A six mois de la décision du Comité international olympique (CIO), "Beijing 2022" semble plutôt favori, après le retrait des candidatures des villes d'Europe qui la laisse seule en lice avec la Kazakhe Almaty.
La capitale chinoise a la puissance financière et le soutien d'un régime à parti unique qui se targue d'un soutien populaire massif pour sa candidature.
Mais pas d'installations de haut niveau pour les compétitions à l'air libre, un faible enneigement et encore moins de traditions de sports d'hiver: un mètre de neige environ chaque année sur les montagnes au nord de Pékin et une moyenne de 21 cm à Zhangjiakou, la préfecture proche de Taizicheng. Yanqing, où sont prévues les épreuves de descente à ski, ne reçoit qu'à peine plus de 5 cm de neige.
"Je pense que du point de vue des conditions naturelles, ça n'est certainement pas le meilleur endroit pour de grandes activités d'hiver, pour les sports de neige en tous cas", juge Fabio Ries, directeur général du Dolomiti Mountain Resort, une des petites stations de ski des environs apparues ces dernières années.
- Ambition contre pollution -
Mais les autorités chinoises ont concocté un projet ambitieux pour ériger dans ces montagnes dénudées des installations sportives de niveau olympique, reliées à Pékin, 200 km au sud-est, en 50 minutes par un système de navettes de TGV. Et elles entendent s'attaquer au "smog", l'épais brouillard polluant dans lequel la région étouffe régulièrement, produit de la ceinture industrielle du nord chinois.
Si Pékin l'emporte en juillet, une nouvelle station de sports d'hiver verra le jour un peu plus loin à Yanqing, sur le mont Xiaohaitou, dotée d'une piste d'un dénivelé de 830 mètres, juste au-dessus des 800 mètres requis par la Fédération internationale de ski pour les descentes hommes.
La station sera équipée d'un système de neige artificielle sophistiqué qui l'a mettra "à égalité avec (les pistes) du mont Fuji" au Japon, assure Ma Jinghua, de la commission chargée de la candidature de Pékin.
Yanqing accueillera également les descentes de bobsleigh, discipline pour laquelle rien n'existe encore, la Chine n'ayant pas d'équipe nationale.
Pour le président Xi Jinping, une victoire de Pékin donnerait naissance à 300 millions de nouveaux "fans" des sports d'hiver.
Une "contribution au mouvement olympique", se réjouit le maire-adjoint de Pékin, Zhang Jiandong, sûr que les installations "satisferont aux exigences" olympiques.
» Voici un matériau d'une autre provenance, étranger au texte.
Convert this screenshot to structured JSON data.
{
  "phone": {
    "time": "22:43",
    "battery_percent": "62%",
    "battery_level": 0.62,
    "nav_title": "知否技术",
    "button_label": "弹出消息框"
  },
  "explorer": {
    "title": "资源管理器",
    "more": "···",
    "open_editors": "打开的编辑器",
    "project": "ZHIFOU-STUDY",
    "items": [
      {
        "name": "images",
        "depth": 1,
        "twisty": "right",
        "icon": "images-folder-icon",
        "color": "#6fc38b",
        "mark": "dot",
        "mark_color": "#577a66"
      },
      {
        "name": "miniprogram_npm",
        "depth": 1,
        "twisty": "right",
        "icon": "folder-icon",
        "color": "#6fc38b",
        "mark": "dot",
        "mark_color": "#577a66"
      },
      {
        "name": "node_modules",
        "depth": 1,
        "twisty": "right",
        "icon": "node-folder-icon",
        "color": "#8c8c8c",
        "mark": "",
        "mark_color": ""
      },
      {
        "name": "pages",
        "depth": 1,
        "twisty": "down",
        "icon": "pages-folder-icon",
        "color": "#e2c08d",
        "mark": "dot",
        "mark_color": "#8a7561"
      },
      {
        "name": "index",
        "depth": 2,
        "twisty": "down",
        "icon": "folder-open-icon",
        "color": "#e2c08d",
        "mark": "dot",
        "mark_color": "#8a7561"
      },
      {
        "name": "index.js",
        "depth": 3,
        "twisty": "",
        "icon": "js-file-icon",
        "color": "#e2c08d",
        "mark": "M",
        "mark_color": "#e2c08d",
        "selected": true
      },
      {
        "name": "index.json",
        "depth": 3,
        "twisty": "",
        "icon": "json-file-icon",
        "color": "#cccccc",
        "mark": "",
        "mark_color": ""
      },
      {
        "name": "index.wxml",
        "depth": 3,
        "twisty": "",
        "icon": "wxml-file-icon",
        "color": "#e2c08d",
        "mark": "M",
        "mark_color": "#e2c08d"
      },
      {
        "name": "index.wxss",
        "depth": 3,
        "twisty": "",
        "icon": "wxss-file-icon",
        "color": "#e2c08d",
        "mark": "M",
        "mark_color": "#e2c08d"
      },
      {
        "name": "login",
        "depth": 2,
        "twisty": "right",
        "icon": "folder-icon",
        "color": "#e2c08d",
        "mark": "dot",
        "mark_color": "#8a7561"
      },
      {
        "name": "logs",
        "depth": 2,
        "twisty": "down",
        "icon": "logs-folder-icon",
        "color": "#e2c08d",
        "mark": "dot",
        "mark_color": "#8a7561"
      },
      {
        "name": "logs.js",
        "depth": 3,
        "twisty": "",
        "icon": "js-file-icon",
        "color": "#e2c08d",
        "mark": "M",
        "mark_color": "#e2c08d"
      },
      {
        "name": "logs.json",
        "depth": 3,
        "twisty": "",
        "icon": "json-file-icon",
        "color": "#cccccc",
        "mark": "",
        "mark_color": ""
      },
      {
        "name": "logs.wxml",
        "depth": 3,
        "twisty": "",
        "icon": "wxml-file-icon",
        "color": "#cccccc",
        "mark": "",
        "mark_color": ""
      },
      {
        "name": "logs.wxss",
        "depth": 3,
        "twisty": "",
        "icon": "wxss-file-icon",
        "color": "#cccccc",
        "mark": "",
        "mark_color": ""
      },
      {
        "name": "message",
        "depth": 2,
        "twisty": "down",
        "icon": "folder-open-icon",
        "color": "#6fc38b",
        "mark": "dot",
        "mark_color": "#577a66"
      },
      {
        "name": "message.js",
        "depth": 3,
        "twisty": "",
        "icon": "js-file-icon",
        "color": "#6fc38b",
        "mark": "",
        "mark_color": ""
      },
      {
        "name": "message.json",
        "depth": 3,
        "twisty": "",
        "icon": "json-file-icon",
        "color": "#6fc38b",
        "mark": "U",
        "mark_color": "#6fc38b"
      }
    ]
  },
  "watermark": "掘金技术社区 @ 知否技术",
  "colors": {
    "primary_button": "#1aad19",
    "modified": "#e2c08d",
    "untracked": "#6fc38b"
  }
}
Mais inquiet, en privé, de la pollution, malgré les fermetures d'usines décrétées à l'occasion des grands événements.
- Doublé olympique ? -
Le Tour de Pékin en cyclisme, qui passait dans les environs de Taizicheng, avait dû être écourté l'an dernier, tant le smog était insupportable aux coureurs.
"On n'épargnera aucun effort pour améliorer la qualité de l'air", déclare le maire-adjoint. Mais "on a encore besoin d'un coup de pouce des dieux, et beaucoup doutent qu'on ait cette chance", ajoute-t-il.
Si Pékin l'emporte, elle sera la première ville à avoir gagné les JO d'été et ceux d'hiver.
La capitale elle-même prévoit d'abriter les compétitions sur glace, grâce à 11 des sites déjà bâtis pour les JO de 2008, et donc pour un coût total de 3,9 milliards de dollars, 13 fois moins que les 51 milliards des JO d'hiver 2014 à Sotchi en Russie.
Mais Fabio Ries s'interroge : que faire ensuite d'installations dédiées au bobsleigh, au skeleton ou au saut à ski, des sports pour lesquels aucune véritable demande populaire n'existe ?
"Il y a des disciplines pour lesquelles vous ne pouvez pas déplacer des montagnes", lâche-t-il.